Many companies manage IT vendors separately from all vendors. What is the best way to help the organization understand that all external parties should be evaluated unless they are a separate HIPAA covered entity?
IT vendors should be managed consistently with all other organizational vendors. To ensure this happens, I strongly recommend using messages to the organization along these lines: IT is there to support the business, the organization as a whole. Therefore, IT vendors are simply an extension of IT. The business must be assured that relationships with IT vendors are maintained to the same standard as any other business vendor.
How about a discussion on OFAC/DOJ/Sanctioned List Research?
All organizations in the US are required to avoid transactions with individuals and companies on the watch list maintained by the Office of Foreign Asset Control (OFAC). If your organization is not currently conducting OFAC screening, it is imperative to develop a process and start immediately.

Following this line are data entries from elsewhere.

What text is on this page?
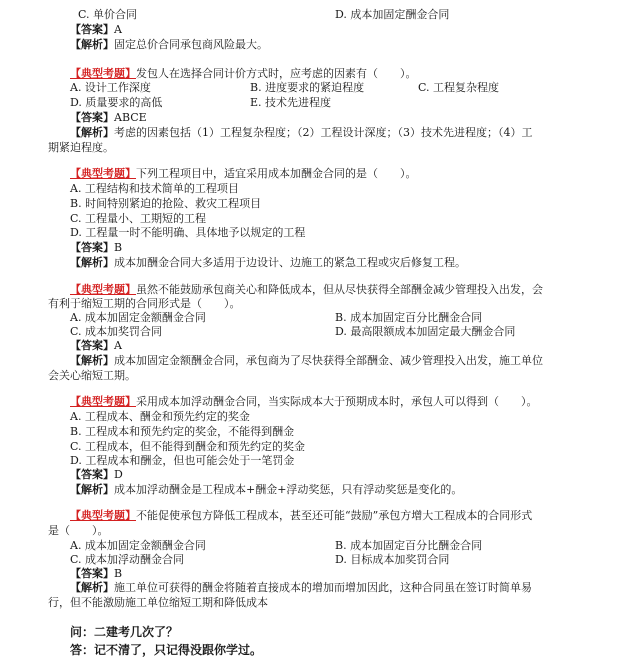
C. 单价合同	D. 成本加固定酬金合同
【答案】A
【解析】固定总价合同承包商风险最大。
【典型考题】发包人在选择合同计价方式时，应考虑的因素有（　　）。
A. 设计工作深度	B. 进度要求的紧迫程度	C. 工程复杂程度
D. 质量要求的高低	E. 技术先进程度
【答案】ABCE
【解析】考虑的因素包括（1）工程复杂程度；（2）工程设计深度；（3）技术先进程度；（4）工
期紧迫程度。
【典型考题】下列工程项目中，适宜采用成本加酬金合同的是（　　）。
A. 工程结构和技术简单的工程项目
B. 时间特别紧迫的抢险、救灾工程项目
C. 工程量小、工期短的工程
D. 工程量一时不能明确、具体地予以规定的工程
【答案】B
【解析】成本加酬金合同大多适用于边设计、边施工的紧急工程或灾后修复工程。
【典型考题】虽然不能鼓励承包商关心和降低成本，但从尽快获得全部酬金减少管理投入出发，会
有利于缩短工期的合同形式是（　　）。
A. 成本加固定金额酬金合同	B. 成本加固定百分比酬金合同
C. 成本加奖罚合同	D. 最高限额成本加固定最大酬金合同
【答案】A
【解析】成本加固定金额酬金合同，承包商为了尽快获得全部酬金、减少管理投入出发，施工单位
会关心缩短工期。
【典型考题】采用成本加浮动酬金合同，当实际成本大于预期成本时，承包人可以得到（　　）。
A. 工程成本、酬金和预先约定的奖金
B. 工程成本和预先约定的奖金，不能得到酬金
C. 工程成本，但不能得到酬金和预先约定的奖金
D. 工程成本和酬金，但也可能会处于一笔罚金
【答案】D
【解析】成本加浮动酬金是工程成本+酬金+浮动奖惩，只有浮动奖惩是变化的。
【典型考题】不能促使承包方降低工程成本，甚至还可能“鼓励”承包方增大工程成本的合同形式
是（　　）。
A. 成本加固定金额酬金合同	B. 成本加固定百分比酬金合同
C. 成本加浮动酬金合同	D. 目标成本加奖罚合同
【答案】B
【解析】施工单位可获得的酬金将随着直接成本的增加而增加因此，这种合同虽在签订时简单易
行，但不能激励施工单位缩短工期和降低成本
问：二建考几次了？
答：记不清了，只记得没跟你学过。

How does the Risk Committee charter make it easier to administer TPRM?
The Risk Committee Charter is simply a document that sets out the responsibilities of the Risk Committee. Risk Committee members must continually demonstrate their support and support for TPRM through words and actions. The charter itself will not facilitate TPRM; However, it may indicate that the Risk Committee is responsible for overseeing TPRM outcomes and providing guidance to the TPRM team on actions taken on high-risk vendors.
Our intermediary management program differs from our vendor/supplier management. Is this common as the question often relates to third party risk management as a whole?

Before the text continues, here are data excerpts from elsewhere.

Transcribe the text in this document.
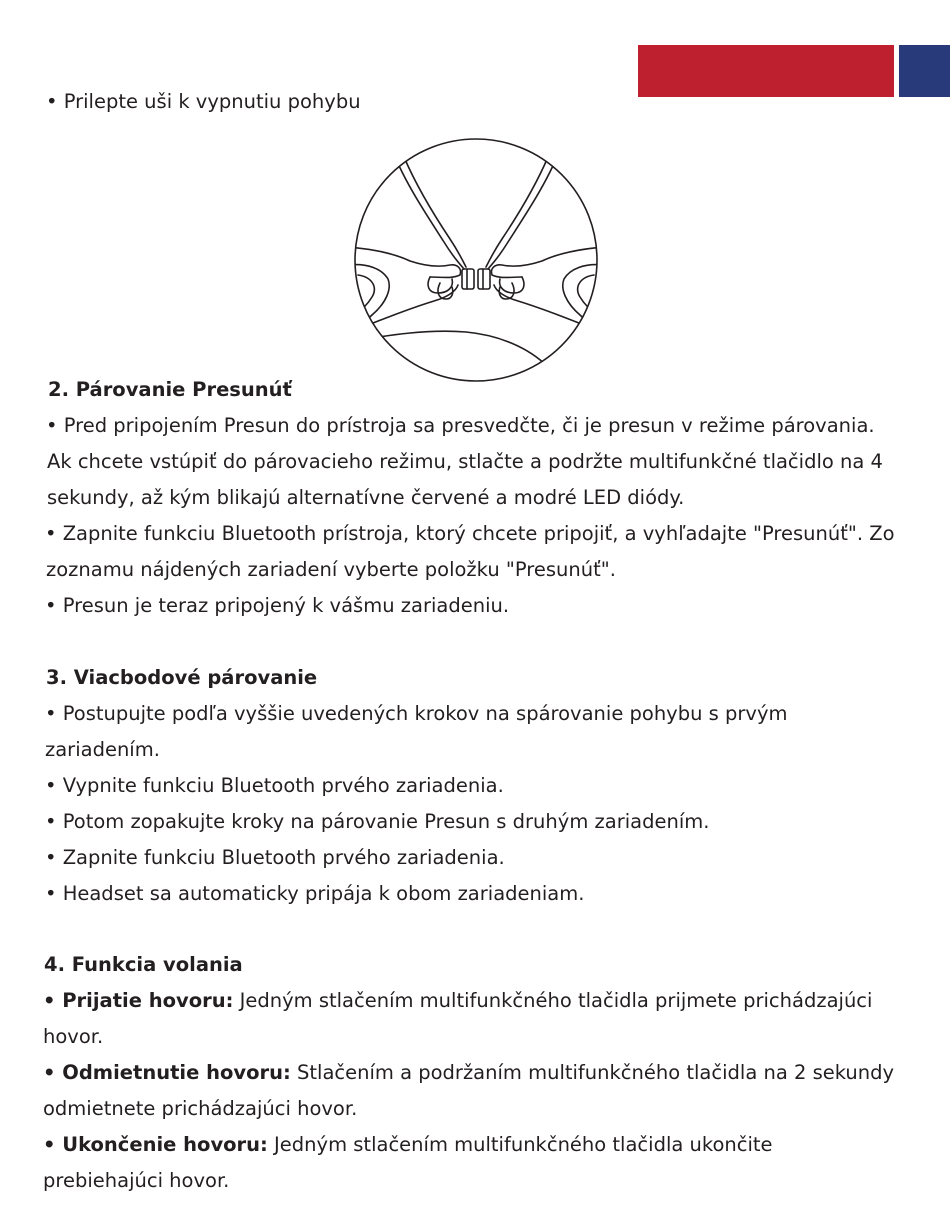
• Prilepte uši k vypnutiu pohybu
2. Párovanie Presunúť
• Pred pripojením Presun do prístroja sa presvedčte, či je presun v režime párovania.
Ak chcete vstúpiť do párovacieho režimu, stlačte a podržte multifunkčné tlačidlo na 4
sekundy, až kým blikajú alternatívne červené a modré LED diódy.
• Zapnite funkciu Bluetooth prístroja, ktorý chcete pripojiť, a vyhľadajte "Presunúť". Zo
zoznamu nájdených zariadení vyberte položku "Presunúť".
• Presun je teraz pripojený k vášmu zariadeniu.
3. Viacbodové párovanie
• Postupujte podľa vyššie uvedených krokov na spárovanie pohybu s prvým
zariadením.
• Vypnite funkciu Bluetooth prvého zariadenia.
• Potom zopakujte kroky na párovanie Presun s druhým zariadením.
• Zapnite funkciu Bluetooth prvého zariadenia.
• Headset sa automaticky pripája k obom zariadeniam.
4. Funkcia volania
• Prijatie hovoru: Jedným stlačením multifunkčného tlačidla prijmete prichádzajúci
hovor.
• Odmietnutie hovoru: Stlačením a podržaním multifunkčného tlačidla na 2 sekundy
odmietnete prichádzajúci hovor.
• Ukončenie hovoru: Jedným stlačením multifunkčného tlačidla ukončite
prebiehajúci hovor.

Interesting distinction as intermediaries are typically viewed as the organization’s vendors. (See the image embedded in this summary article published after the NAVEX Next TPRM session.) I would think that there is a significant amount of duplicate work being done between these two programs. Instead, it would be great if agent management was part of the vendor/supplier management program, and if there are specific questions aimed at agents, you should include those based on the type of vendor.
What type of key risk indicators/metrics would you use to support the case for increasing maturity? Or to support the current maturity assessment? for both TPRM and ITRM.

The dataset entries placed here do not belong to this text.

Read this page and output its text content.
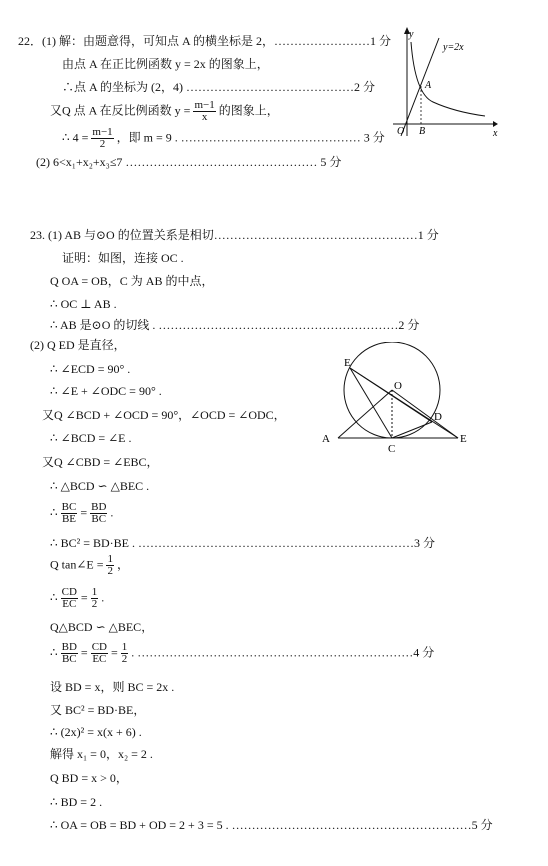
22．(1) 解：由题意得，可知点 A 的横坐标是 2，……………………1 分
由点 A 在正比例函数 y = 2x 的图象上，
∴点 A 的坐标为 (2，4) ……………………………………2 分
又Q 点 A 在反比例函数 $y = \frac{m-1}{x}$ 的图象上，
∴ $4 = \frac{m-1}{2}$ ，即 m = 9 . ……………………………………… 3 分
(2) 6<x₁+x₂+x₃≤7 ………………………………………… 5 分
y
x
O
A
B
y=2x
23. (1) AB 与⊙O 的位置关系是相切……………………………………………1 分
证明：如图，连接 OC .
Q OA = OB，C 为 AB 的中点，
∴ OC ⊥ AB .
∴ AB 是⊙O 的切线 . ……………………………………………………2 分
(2) Q ED 是直径，
∴ ∠ECD = 90° .
∴ ∠E + ∠ODC = 90° .
又Q ∠BCD + ∠OCD = 90°，∠OCD = ∠ODC，
∴ ∠BCD = ∠E .
又Q ∠CBD = ∠EBC，
∴ △BCD ∽ △BEC .
∴ $\frac{BC}{BE} = \frac{BD}{BC}$ .
∴ BC² = BD·BE . ……………………………………………………………3 分
Q tan∠E = $\frac{1}{2}$ ，
∴ $\frac{CD}{EC} = \frac{1}{2}$ .
Q△BCD ∽ △BEC，
∴ $\frac{BD}{BC} = \frac{CD}{EC} = \frac{1}{2}$ . ……………………………………………………………4 分
设 BD = x，则 BC = 2x .
又 BC² = BD·BE，
∴ (2x)² = x(x + 6) .
解得 x₁ = 0，x₂ = 2 .
Q BD = x > 0，
∴ BD = 2 .
∴ OA = OB = BD + OD = 2 + 3 = 5 . ……………………………………………………5 分
E
O
D
A
C
E
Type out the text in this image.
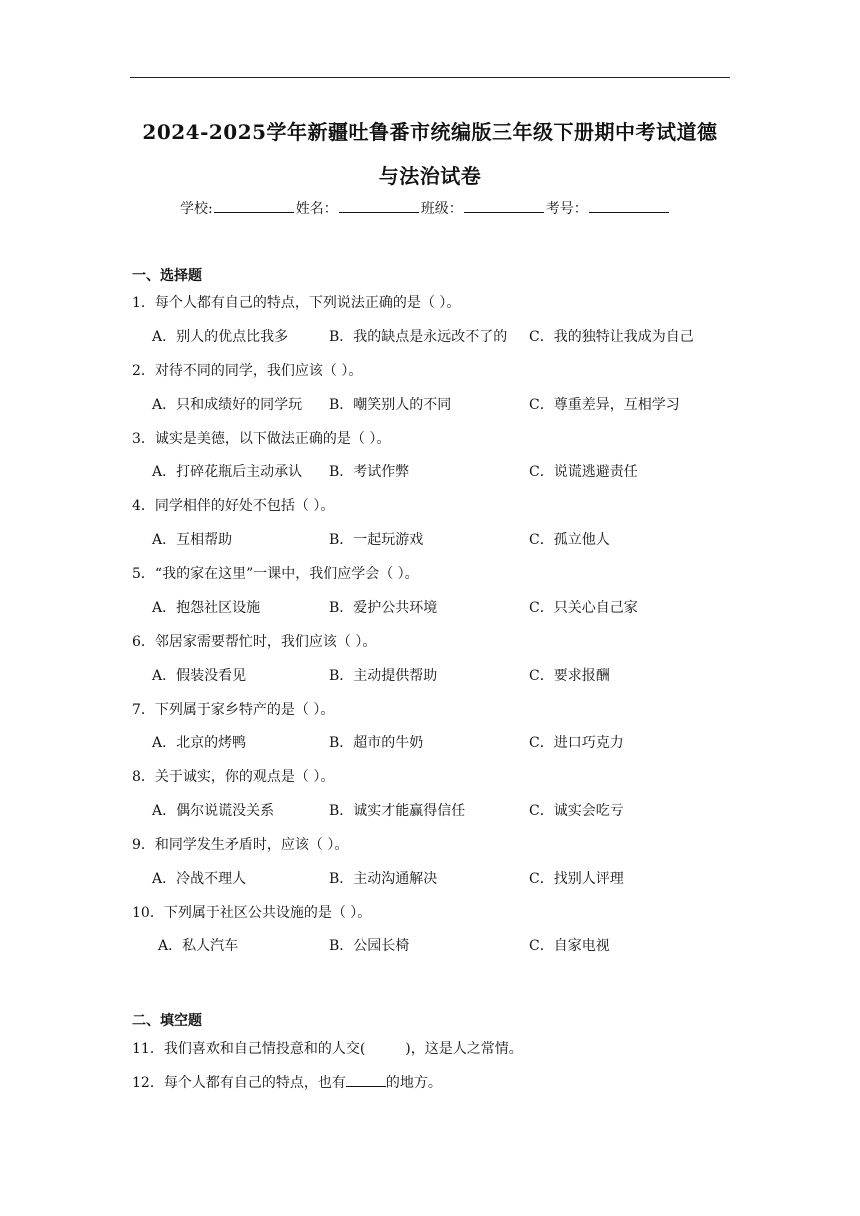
2024-2025学年新疆吐鲁番市统编版三年级下册期中考试道德
与法治试卷
学校:	姓名：	班级：	考号：
一、选择题
1．每个人都有自己的特点，下列说法正确的是（ ）。
A．别人的优点比我多	B．我的缺点是永远改不了的 C．我的独特让我成为自己
2．对待不同的同学，我们应该（ ）。
A．只和成绩好的同学玩 B．嘲笑别人的不同	C．尊重差异，互相学习
3．诚实是美德，以下做法正确的是（ ）。
A．打碎花瓶后主动承认 B．考试作弊	C．说谎逃避责任
4．同学相伴的好处不包括（ ）。
A．互相帮助	B．一起玩游戏	C．孤立他人
5．“我的家在这里”一课中，我们应学会（ ）。
A．抱怨社区设施	B．爱护公共环境	C．只关心自己家
6．邻居家需要帮忙时，我们应该（ ）。
A．假装没看见	B．主动提供帮助	C．要求报酬
7．下列属于家乡特产的是（ ）。
A．北京的烤鸭	B．超市的牛奶	C．进口巧克力
8．关于诚实，你的观点是（ ）。
A．偶尔说谎没关系	B．诚实才能赢得信任	C．诚实会吃亏
9．和同学发生矛盾时，应该（ ）。
A．冷战不理人	B．主动沟通解决	C．找别人评理
10．下列属于社区公共设施的是（ ）。
A．私人汽车	B．公园长椅	C．自家电视
二、填空题
11．我们喜欢和自己情投意和的人交(	)，这是人之常情。
12．每个人都有自己的特点，也有	的地方。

It would be difficult to use KRIs to support increasing maturity. By asking management a few pointed questions, their answers can make arguments for you. Here are some questions you can ask:
- Do you think risk management gives you the information you need to make timely decisions?
- Does TPRM/ITRM share insights and information you didn’t already have?
- Want to see more value from TPRM/ITRM?
If you absolutely need metrics, some examples would be:
- Number of IT incidents that required a response and that should have been prevented
- Number of providers without interaction with the organization in the last year
How do we use NAVEX IRM for TPRM?
A key element of any TPRM program is the ability to assess, identify, monitor, and manage third-party risk through automation, centralization, and data visualization. NAVEX IRM enables organizations to conduct effective due diligence on partner compliance with regulations, policies and practices, integrate this information with risks across the organization, and manage a regular cadence of assessments to determine the values and processes that your organization aspires to. NAVEX IRM achieves this through:
- Assess and continuously monitor all aspects of a third party’s risk, from assessment to onboarding and throughout the relationship
- Applying increased due diligence and assessing an organization’s regulatory, business and accountability metrics
- Gaining an ongoing understanding of the risks that each third person poses and addressing them as they arise
- Manage corrective actions and escalations in one place when risks arise
All of this helps organizations gather operational, information security, financial, and compliance risk information in one place to better understand the risks each third party poses. In addition, NAVEX IRM’s business continuity management capabilities enable organizations to plan for and prepare for business disruptions involving third parties in order to minimize their impact.